A short time ago, all of the Democrats and a few Republicans voted to give "military detainees" the right to challenge their imprisonment in federal court, but they didn't reach the 60-vote "supermajority" to beat a hypothetical GOP filibuster.
Did this supermajority stuff happen overnight? Back in the old days -- say 10 years ago -- old wobbly Senators would've needed to stand up and actually, you know, filibuster for hours to get their way. Now all anyone has to do is threaten to filibuster. What a lazy nation we've become. Make them work for it!
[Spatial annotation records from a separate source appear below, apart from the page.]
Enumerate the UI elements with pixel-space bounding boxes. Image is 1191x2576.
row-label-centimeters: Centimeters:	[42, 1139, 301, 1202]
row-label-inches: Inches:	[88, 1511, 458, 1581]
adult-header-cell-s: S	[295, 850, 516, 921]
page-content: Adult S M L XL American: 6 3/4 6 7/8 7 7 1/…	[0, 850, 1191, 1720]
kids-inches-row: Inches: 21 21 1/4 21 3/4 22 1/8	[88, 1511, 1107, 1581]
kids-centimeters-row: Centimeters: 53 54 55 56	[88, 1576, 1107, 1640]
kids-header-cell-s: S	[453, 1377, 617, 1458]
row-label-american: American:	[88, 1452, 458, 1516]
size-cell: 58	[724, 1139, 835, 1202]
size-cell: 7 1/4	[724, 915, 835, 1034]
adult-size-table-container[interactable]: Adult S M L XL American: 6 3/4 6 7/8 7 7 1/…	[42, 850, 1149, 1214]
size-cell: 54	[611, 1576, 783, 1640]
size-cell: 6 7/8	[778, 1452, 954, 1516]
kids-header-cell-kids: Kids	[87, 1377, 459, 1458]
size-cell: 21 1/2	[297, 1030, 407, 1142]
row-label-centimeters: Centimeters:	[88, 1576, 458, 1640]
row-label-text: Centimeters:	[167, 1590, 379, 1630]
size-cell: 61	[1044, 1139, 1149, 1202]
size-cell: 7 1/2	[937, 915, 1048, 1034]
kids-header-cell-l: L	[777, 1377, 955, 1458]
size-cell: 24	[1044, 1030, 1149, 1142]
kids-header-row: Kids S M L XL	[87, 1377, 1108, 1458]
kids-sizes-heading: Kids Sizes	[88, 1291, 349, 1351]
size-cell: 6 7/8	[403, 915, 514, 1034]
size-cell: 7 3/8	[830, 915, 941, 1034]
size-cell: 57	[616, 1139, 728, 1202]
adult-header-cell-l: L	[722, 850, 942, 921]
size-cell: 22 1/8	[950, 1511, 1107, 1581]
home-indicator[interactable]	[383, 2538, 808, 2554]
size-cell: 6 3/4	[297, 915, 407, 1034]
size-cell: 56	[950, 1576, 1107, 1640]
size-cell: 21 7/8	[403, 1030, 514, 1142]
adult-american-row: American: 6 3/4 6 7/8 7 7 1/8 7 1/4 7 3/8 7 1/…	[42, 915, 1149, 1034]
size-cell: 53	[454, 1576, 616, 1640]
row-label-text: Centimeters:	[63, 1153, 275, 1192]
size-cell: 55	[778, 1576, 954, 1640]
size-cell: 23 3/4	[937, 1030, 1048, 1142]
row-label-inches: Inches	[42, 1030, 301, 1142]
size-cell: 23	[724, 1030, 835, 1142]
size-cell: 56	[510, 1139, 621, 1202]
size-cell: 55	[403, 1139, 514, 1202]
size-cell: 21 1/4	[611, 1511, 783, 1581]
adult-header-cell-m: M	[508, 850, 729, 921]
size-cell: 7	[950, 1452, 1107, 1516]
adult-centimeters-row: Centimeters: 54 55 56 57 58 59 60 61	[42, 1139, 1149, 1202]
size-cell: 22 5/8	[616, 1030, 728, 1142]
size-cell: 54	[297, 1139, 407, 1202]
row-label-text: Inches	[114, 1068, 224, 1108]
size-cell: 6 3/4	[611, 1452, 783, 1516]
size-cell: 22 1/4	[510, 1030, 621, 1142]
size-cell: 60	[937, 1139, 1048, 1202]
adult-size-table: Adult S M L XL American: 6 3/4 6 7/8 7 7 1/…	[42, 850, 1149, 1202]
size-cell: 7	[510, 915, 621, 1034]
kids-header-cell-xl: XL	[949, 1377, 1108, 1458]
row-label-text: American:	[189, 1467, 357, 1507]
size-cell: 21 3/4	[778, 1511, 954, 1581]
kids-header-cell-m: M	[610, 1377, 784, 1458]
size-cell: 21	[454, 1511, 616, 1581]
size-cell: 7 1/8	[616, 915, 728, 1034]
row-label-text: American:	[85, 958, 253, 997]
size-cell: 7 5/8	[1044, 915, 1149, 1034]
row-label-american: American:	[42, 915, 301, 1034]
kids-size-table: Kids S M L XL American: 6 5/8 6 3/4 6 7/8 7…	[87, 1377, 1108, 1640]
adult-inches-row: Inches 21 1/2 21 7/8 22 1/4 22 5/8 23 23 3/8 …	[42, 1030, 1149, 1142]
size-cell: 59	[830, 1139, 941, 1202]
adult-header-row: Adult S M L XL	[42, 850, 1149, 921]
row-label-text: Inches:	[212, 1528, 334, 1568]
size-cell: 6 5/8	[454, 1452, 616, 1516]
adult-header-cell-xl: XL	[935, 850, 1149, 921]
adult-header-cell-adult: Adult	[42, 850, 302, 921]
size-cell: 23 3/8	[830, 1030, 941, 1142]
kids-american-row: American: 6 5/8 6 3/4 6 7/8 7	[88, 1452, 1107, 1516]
What I find interesting -- aside from the carefully considered decision by many Republicans that protecting the country and preserving the Constitution are mutually exclusive -- is how the media has bought into the supermajority silliness. Consider the Associated Press report, which says, "The 56-43 vote against the bill, by Sens. Patrick Leahy, D-Vt., and Arlen Specter, R-Pa.,..." The truth is that it was a 56-43 vote for the bill, since last time I checked, more than 50 votes in a body of 100 constitutes a majority. Just because the majority of Senators couldn't reach 60 votes doesn't mean the Senate voted "against" the bill.
The account at The Washington Post get the terminology right and describes it clearly in the lead: "A Republican filibuster in the Senate today shot down a bipartisan effort to restore the right of terrorism suspects to contest their detentions and treatment in federal courts, underscoring the Democratic-led Congress's difficulty with terrorism issues." Not so hard to write, is it?